2016 will be remembered as the year that privacy became the buzzword small businesses took notice of. We saw the establishment of the first ever Federal Privacy Council this year, read about numerous data breaches (and maybe even felt the impacts personally), and the US
specifically felt the repercussions of the overturning of its data transfer treaty with the EU – the Safe Harbor – and the implementation of its successor, the Privacy Shield, the latest buzzword.
Like with most buzzwords, it’s important to know exactly what the buzz is about, and how it affects you and your business. At the rate that businesses and consumers are being impacted by hacks, breaches and disclosure requests there is much to take stock of. Identity theft can reap havoc in the lives of unlucky participants in the digital economy. Hacked emails and social media accounts can cause jobs to be lost, relationships to be severed, and grave financial losses to individuals and corporations alike.
While many countries use a comprehensive approach to developing privacy laws that apply throughout the economy, privacy laws in the US have been developed using a sectoral model, such that privacy laws apply piecemeal to a selected market segment. The first such privacy law to be enacted in the U.S. was the Fair Credit Reporting Act (FCRA) in 1970. This law mandates accurate and relevant data collection to give consumers the ability to access and correct their information, amongst other core functions. The Gramm-Leach-Bliley Act (1999) applies to financial institutions in the U.S., and the Health Insurance portability and Accountability Act (HIPAA, 1996) creates national standards to protect the privacy and security of personal health information. In each case, the laws promulgated under these acts apply specifically and exclusively to data collection, storage, use and disclosure in a particular industry or to collectors of the same type of data across different industries.

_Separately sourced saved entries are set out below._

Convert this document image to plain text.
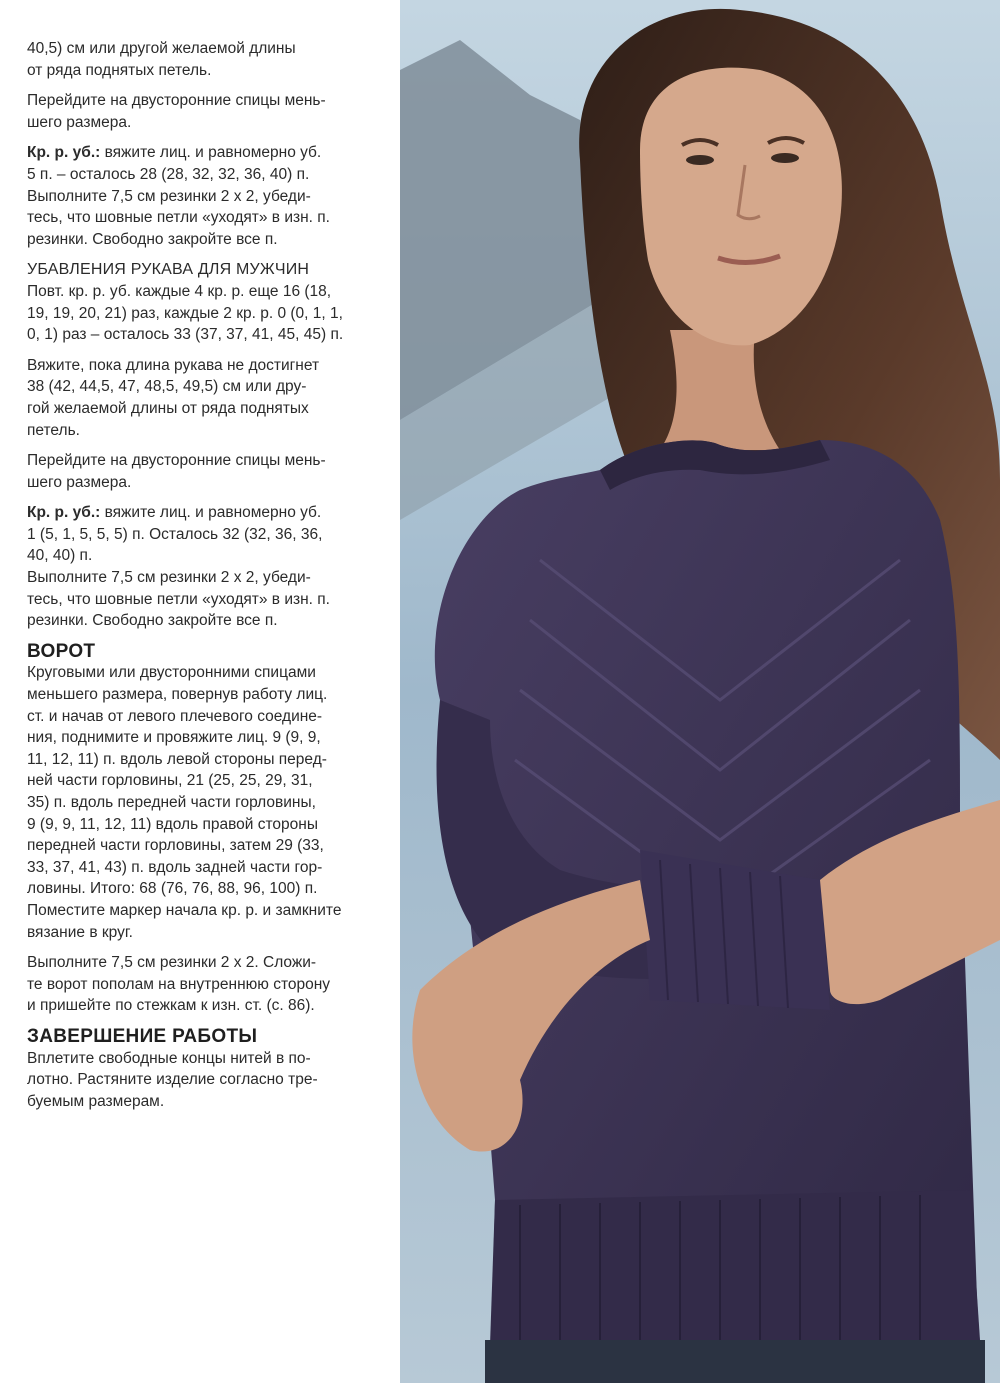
40,5) см или другой желаемой длины
от ряда поднятых петель.

Перейдите на двусторонние спицы мень-
шего размера.

Кр. р. уб.: вяжите лиц. и равномерно уб.
5 п. – осталось 28 (28, 32, 32, 36, 40) п.
Выполните 7,5 см резинки 2 х 2, убеди-
тесь, что шовные петли «уходят» в изн. п.
резинки. Свободно закройте все п.

УБАВЛЕНИЯ РУКАВА ДЛЯ МУЖЧИН

Повт. кр. р. уб. каждые 4 кр. р. еще 16 (18,
19, 19, 20, 21) раз, каждые 2 кр. р. 0 (0, 1, 1,
0, 1) раз – осталось 33 (37, 37, 41, 45, 45) п.

Вяжите, пока длина рукава не достигнет
38 (42, 44,5, 47, 48,5, 49,5) см или дру-
гой желаемой длины от ряда поднятых
петель.

Перейдите на двусторонние спицы мень-
шего размера.

Кр. р. уб.: вяжите лиц. и равномерно уб.
1 (5, 1, 5, 5, 5) п. Осталось 32 (32, 36, 36,
40, 40) п.
Выполните 7,5 см резинки 2 х 2, убеди-
тесь, что шовные петли «уходят» в изн. п.
резинки. Свободно закройте все п.

ВОРОТ

Круговыми или двусторонними спицами
меньшего размера, повернув работу лиц.
ст. и начав от левого плечевого соедине-
ния, поднимите и провяжите лиц. 9 (9, 9,
11, 12, 11) п. вдоль левой стороны перед-
ней части горловины, 21 (25, 25, 29, 31,
35) п. вдоль передней части горловины,
9 (9, 9, 11, 12, 11) вдоль правой стороны
передней части горловины, затем 29 (33,
33, 37, 41, 43) п. вдоль задней части гор-
ловины. Итого: 68 (76, 76, 88, 96, 100) п.
Поместите маркер начала кр. р. и замкните
вязание в круг.

Выполните 7,5 см резинки 2 х 2. Сложи-
те ворот пополам на внутреннюю сторону
и пришейте по стежкам к изн. ст. (с. 86).

ЗАВЕРШЕНИЕ РАБОТЫ

Вплетите свободные концы нитей в по-
лотно. Растяните изделие согласно тре-
буемым размерам.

It would seem then, that data that is collected outside of the reach of exist
ing industry-specific laws is subject to no oversight, and the individuals whose PII is improperly collected, stored, used or disclosed have no recourse or remedy. The Federal Trade Commission (FTC) fills in many gaps in the sectoral privacy protection afforded in the U.S., under Section 5 of the FTC Act. The FTC has increasingly used its substantial authority to aggressively police within the context of information privacy and data security, investigating numerous unfair or (more often) deceptive practices against website operators and other online service providers engaged in the collection, use, and storage of users’ personally identifying data (PII) for failing to adhere to their stated privacy policies and practices. However, the scope of the Commission’s authority has been challenged, and although it has prevailed so far on its exercise of power, it is only a matter of time before the FTC is compelled to curb its enthusiasm.

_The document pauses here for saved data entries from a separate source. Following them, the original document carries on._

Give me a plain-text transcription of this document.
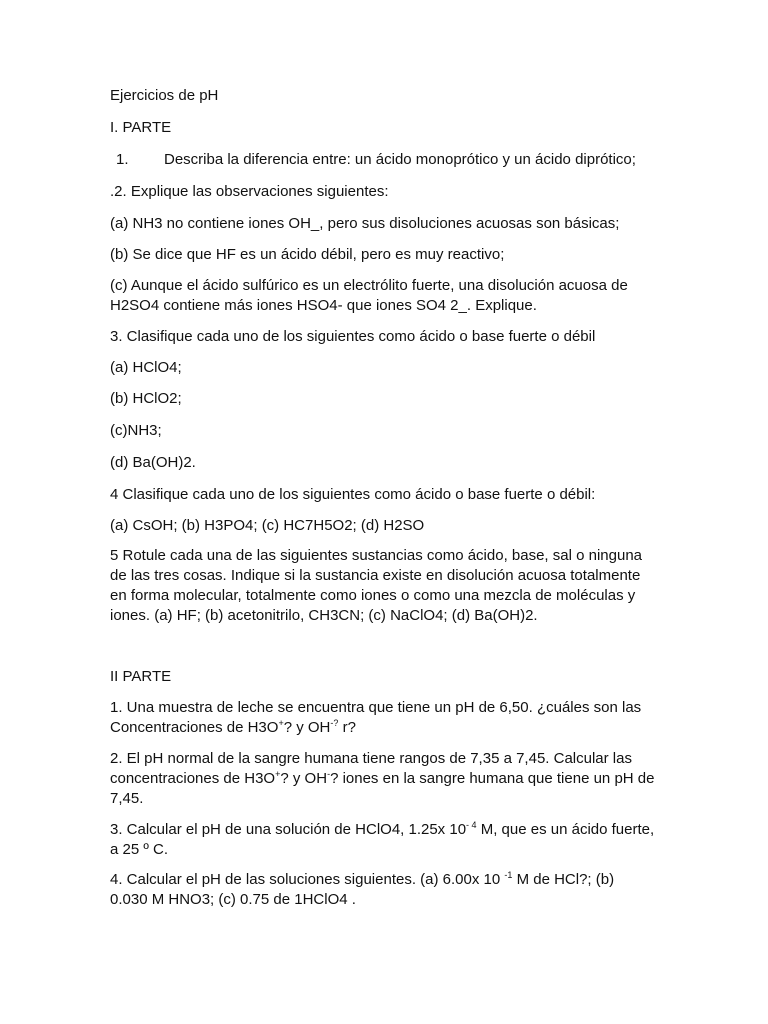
Ejercicios de pH

I. PARTE

1. Describa la diferencia entre: un ácido monoprótico y un ácido diprótico;

.2. Explique las observaciones siguientes:

(a) NH3 no contiene iones OH_, pero sus disoluciones acuosas son básicas;

(b) Se dice que HF es un ácido débil, pero es muy reactivo;

(c) Aunque el ácido sulfúrico es un electrólito fuerte, una disolución acuosa de H2SO4 contiene más iones HSO4- que iones SO4 2_. Explique.

3. Clasifique cada uno de los siguientes como ácido o base fuerte o débil

(a) HClO4;

(b) HClO2;

(c)NH3;

(d) Ba(OH)2.

4 Clasifique cada uno de los siguientes como ácido o base fuerte o débil:

(a) CsOH; (b) H3PO4; (c) HC7H5O2; (d) H2SO

5 Rotule cada una de las siguientes sustancias como ácido, base, sal o ninguna de las tres cosas. Indique si la sustancia existe en disolución acuosa totalmente en forma molecular, totalmente como iones o como una mezcla de moléculas y iones. (a) HF; (b) acetonitrilo, CH3CN; (c) NaClO4; (d) Ba(OH)2.

II PARTE

1. Una muestra de leche se encuentra que tiene un pH de 6,50. ¿cuáles son las Concentraciones de H3O+? y OH-? r?

2. El pH normal de la sangre humana tiene rangos de 7,35 a 7,45. Calcular las concentraciones de H3O+? y OH-? iones en la sangre humana que tiene un pH de 7,45.

3. Calcular el pH de una solución de HClO4, 1.25x $10^{- 4}$ M, que es un ácido fuerte, a 25 º C.

4. Calcular el pH de las soluciones siguientes. (a) 6.00x 10 $^{-1}$ M de HCl?; (b) 0.030 M HNO3; (c) 0.75 de 1HClO4 .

However, external forces may provide the comprehensive data security and information privacy framework modernization that businesses in the U.S. could benefit from. In October 2015, the Court of Justice of the European Union (CJEU) invalidated the E.U.-U.S. Safe Harbor, which governed data transfers between the E.U. and the U.S. For much of 2016, lawyers and lawmakers in the U.S. and E.U. worked on a negotiated new framework known as the E.U.-U.S. Privacy Shield, providing a legal mechanism for transferring personal information from the E.U. to the U.S.
What can businesses do to avoid non-compliance?
The basic premise of the Privacy Shield is simple: if a U.S. business has even a single European user, and collects PII from that European user, regardless of whether or not it has offices or significant operations in Europe, the business must comply with the GDPR and the requirements under the Privacy Shield. What can U.S. businesses do to prepare for Privacy Shield compliance?
- Create a Team
Regardless of size, businesses operating online should create a team of specialists to advise on and be able to handle matters of cybersecurity, insurance, information technology and privacy regulation compliance. This may mean hiring specialists – dedicated privacy officers and data security experts. At the very least, businesses should engage with counsel practicing in privacy law, to make sure regulatory requirements are being met, to review the coverage of any cyberinsurance policy a business may have, and to deal with civil lawsuits or government audits.
- Create a Policy – and Use it!
- Review existing relationships
Businesses should also revisit existing agreements with the third parties it works with. These include cloud storage platforms, software and software as a service (SaaS) vendors, and other processors of PII, as new regulations may hold the party on whose behalf data is collected, stored or processed responsible for the actions of these third party vendors in the event of breach. Contracts should explicitly include an expectation of certain privacy and data security measures (both technical and physical), clear limitations on liability in the event of mishandling of data or the improper disclosure of PII, and the appropriate representations, warranties and indemnification language as negotiated between parties.